Une entreprise est également mutuellement responsable de l’impact de ses actifs financiers.

Chaque organisation est limitée dans ses actions par son accès au capital financier, et les entreprises ont le pouvoir de fournir cet accès, notamment sous forme d’investissements ou de prêts. Toute entreprise doit donc s’assurer qu’elle ne soutient pas financièrement une activité dont le succès dépend de violations des conditions systémiques (par exemple, en fournissant un financement de projet pour la construction de centrales électriques au charbon).

Reconnaissance des entreprises pour leurs impacts positifs sur l’ensemble de la chaîne de valeur

Rappelons qu’une entreprise peut contribuer positivement de deux manières: soit en aidant à corriger les violations passées des conditions du système, soit en permettant à d’ autres acteurs d’éviter des violations futures.

Encore une fois, nous examinons les quatre domaines de la chaîne de valeur l’un après l’autre.

Contributions positives en lien avec les fournisseurs.

Comme expliqué ci-dessus, une entreprise ne peut être considérée comme Future-Fit par rapport à ses fournisseurs tant qu’elle n’a pas efficacement évité ou corrigé tous les impacts négatifs qui se produisent au sein de ses chaînes d’approvisionnement.

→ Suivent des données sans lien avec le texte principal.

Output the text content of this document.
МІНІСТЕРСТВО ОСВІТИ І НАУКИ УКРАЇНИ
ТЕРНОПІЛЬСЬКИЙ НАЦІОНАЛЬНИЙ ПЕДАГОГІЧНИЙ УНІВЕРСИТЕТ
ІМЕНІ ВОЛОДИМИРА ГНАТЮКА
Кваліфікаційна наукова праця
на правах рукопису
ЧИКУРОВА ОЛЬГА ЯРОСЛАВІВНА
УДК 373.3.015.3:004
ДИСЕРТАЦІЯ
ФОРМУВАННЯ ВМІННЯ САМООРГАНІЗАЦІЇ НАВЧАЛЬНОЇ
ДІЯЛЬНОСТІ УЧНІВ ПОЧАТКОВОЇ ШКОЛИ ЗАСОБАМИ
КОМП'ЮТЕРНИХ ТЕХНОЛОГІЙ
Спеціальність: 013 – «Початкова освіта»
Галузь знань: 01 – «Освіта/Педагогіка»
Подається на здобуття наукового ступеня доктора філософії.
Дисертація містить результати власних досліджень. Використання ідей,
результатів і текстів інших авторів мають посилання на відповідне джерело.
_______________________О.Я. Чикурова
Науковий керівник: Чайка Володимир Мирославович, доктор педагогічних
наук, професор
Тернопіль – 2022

Atteindre ce niveau de performance – en particulier pour les produits intrant dans des chaînes d’approvisionnement complexes et à plusieurs niveaux – peut nécessiter beaucoup de temps et d’efforts. Cependant, il y a une grande différence entre attendre que la chaîne d’approvisionnement s’améliore d’elle-même et agir activement pour l’améliorer. Par conséquent, toute action qu’une entreprise entreprend pour permettre à un fournisseur d’atteindre son seuil de durabilité constitue une contribution positive.

Par exemple, une entreprise qui s’approvisionne en intrants agricoles dans une région souffrant de stress hydrique peut proposer une assistance financière et/ou une expertise pour aider les fournisseurs à installer une technologie d’irrigation goutte à goutte, réduisant ainsi significativement l’empreinte hydrique de l’intrant.

Une entreprise peut également générer des contributions positives en aidant les fournisseurs à inverser les impacts environnementaux passés (par exemple en restaurant des forêts précédemment abattues) ou en augmentant les opportunités économiques parmi les groupes mal desservis (par exemple en permettant l’accès aux marchés des matières premières pour les petits exploitants agricoles dans les zones reculées).

Contributions positives en lien avec les opérations.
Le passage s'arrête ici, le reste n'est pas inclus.